/aep-cloud-ml-ecosystem

Repository for the Adobe Cloud Machine Learning Ecosystem toolkit.

Primary LanguageJupyter NotebookApache License 2.0Apache-2.0

Cloud ML Ecosystem (CMLE)

This repository documents the various steps and pipelines needed to run Machine Learning (ML) models leveraging Adobe Experience Platform data. There are 2 parts to this repository:

  • Notebooks to illustrate the end-to-end workflow on a variety of cloud ML platforms.
  • Pipeline and library code that can be extended from to add your own ML model and data.

Contents

The git repo currently contains five notebooks showcasing the full lifecycle of an ML application leveraging the Adobe Experience Platform.

Notebook Link Environment Summary Scope
Week1Notebook.ipynb Local Data Exploration Create synthetic data and perform exploratory data analysis.
Week2Notebook.ipynb Local Featurization Generate a training set and export to cloud storage.
Week3Notebook.ipynb Cloud Platform Training Plugging in features into a machine learning model.
Week4Notebook.ipynb Cloud Platform Scoring Generating propensity scores for all profiles and importing back to the Experience Platform.
Week5Notebook.ipynb Cloud Platform Targeting Target profiles based on propensity interval.

Before you can use any of the code in this repository, there is some setup required. Please refer to the Environment part of the table above to determine the setup needed to run that notebook as described in the next section.

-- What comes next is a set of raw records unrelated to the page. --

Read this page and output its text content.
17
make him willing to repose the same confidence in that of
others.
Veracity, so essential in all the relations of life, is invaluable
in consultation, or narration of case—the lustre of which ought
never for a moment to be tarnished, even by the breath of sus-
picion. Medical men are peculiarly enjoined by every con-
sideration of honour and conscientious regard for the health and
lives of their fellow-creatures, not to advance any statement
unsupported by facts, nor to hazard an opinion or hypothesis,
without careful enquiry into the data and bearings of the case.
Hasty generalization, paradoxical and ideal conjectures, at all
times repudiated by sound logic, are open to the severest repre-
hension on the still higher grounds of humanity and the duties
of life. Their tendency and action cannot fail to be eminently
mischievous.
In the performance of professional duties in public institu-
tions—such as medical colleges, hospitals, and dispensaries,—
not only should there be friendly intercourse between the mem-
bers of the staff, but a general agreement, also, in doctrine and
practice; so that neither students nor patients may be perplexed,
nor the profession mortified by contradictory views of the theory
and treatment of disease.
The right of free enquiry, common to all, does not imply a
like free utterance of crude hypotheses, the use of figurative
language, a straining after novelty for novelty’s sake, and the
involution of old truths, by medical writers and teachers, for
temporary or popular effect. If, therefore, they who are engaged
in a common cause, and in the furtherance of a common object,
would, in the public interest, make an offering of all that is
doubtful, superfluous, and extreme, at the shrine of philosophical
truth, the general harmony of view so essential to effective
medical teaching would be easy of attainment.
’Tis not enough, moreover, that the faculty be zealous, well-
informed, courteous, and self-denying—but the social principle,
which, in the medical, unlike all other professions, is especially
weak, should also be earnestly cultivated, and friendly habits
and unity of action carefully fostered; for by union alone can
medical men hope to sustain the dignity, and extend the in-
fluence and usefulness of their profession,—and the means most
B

Note: If the Environment says Cloud Platform you can use your Cloud Platform of choice to run this notebook and refer to the appropriate section of the setup below.

Configuration File

There is a common configuration file used by all the notebooks. For the setup you can refer to the following section, but here are the different configuration options you should use:

Config Property Section Description Value Needed for
ims_org_id Platform The organization ID See section below on Org-level Information Weeks 1 through 5
sandbox_name Platform The ID of the sandbox to use See section below on Org-level Information Weeks 1 through 5
dataset_id Platform The ID of the dataset containing the synthetic data Dataset ID created as part of Week1Notebook.ipynb Week 2
featurized_dataset_id Platform The ID of the dataset containing the featurized data Dataset ID created as part of Week2Notebook.ipynb Weeks 3 & 4
scoring_dataset_id Platform The ID of the dataset containing the scoring output Dataset ID created as part of Week4Notebook.ipynb Week 5
environment Platform The type of environment this organization is running under prod if running in production, stage otherwise Weeks 1 through 5
client_id Authentication The client ID used for API calls See section below on Authentication Information Weeks 1 through 5
client_secret Authentication The client secret used for API calls See section below on Authentication Information Weeks 1 through 5
scopes Authentication The scopes used for API calls See section below on Authentication Information Weeks 1 through 5
export_path Cloud The path in your Cloud Storage account where featurized data will be exported Default to cmle/egress Weeks 2, 3 & 4
import_path Cloud The path in your Cloud Storage account where scoring results will be written Default to cmle/ingress Weeks 4 & 5
data_format Cloud The format of the files for the featurized data Default to parquet Weeks 2, 3 & 4
compression_type Cloud The type of compression for the featurized data Default to gzip Weeks 2, 3 & 4
model_name Cloud The name of the model Default to cmle_propensity_model Weeks 3 & 4

We assume familiarity with the connectivity to Adobe Experience Platform APIs, but for brevity the key setup points are listed below.

Org-level Information

To connect programmatically to your Adobe Experience Platform instance, we need to know a couple pieces of information:

  • The IMS organization ID: this represents your entire organization and is the same across all your sandboxes.
  • The sandbox name: You may have multiple sandboxes for different environments or business units. The default one is prod

You may already have this information, in which case you can skip to the next section. If you do not, you can log into your Adobe Experience Platform instance and press CTRL + i (even on Mac) to bring up the data debugger as shown below which contains your organization ID.

UI Data Debugger

For the sandbox name, you can get it one of 2 ways:

  • If you do not have admin access to your Adobe Experience Platform instance, you can find it in the url within the section starts with sname.In the example below, the sandbox name is cmle. Be aware though it should be all lowercase and not contain any spaces so if you are unsure you can ask your instance admin to verify. URL_Sandbox_Name
  • If you have admin access, you can navigate to the Sandboxes panel to the left, click on Browse and note the name value of the instance you want to use.

UI Sandboxes

Authentication Information

Authentication with the Adobe Experience Platform can be performed using OAuth and will allow you to interact with most Adobe Experience Platform APIs and handle automated processes such as:

  • Creating schemas and/or datasets
  • Ingesting data
  • Querying data
  • ...

The process to setup a OAuth connection is described below, and you will need to capture a few fields that will be used throughout the notebooks and configurations in this repository.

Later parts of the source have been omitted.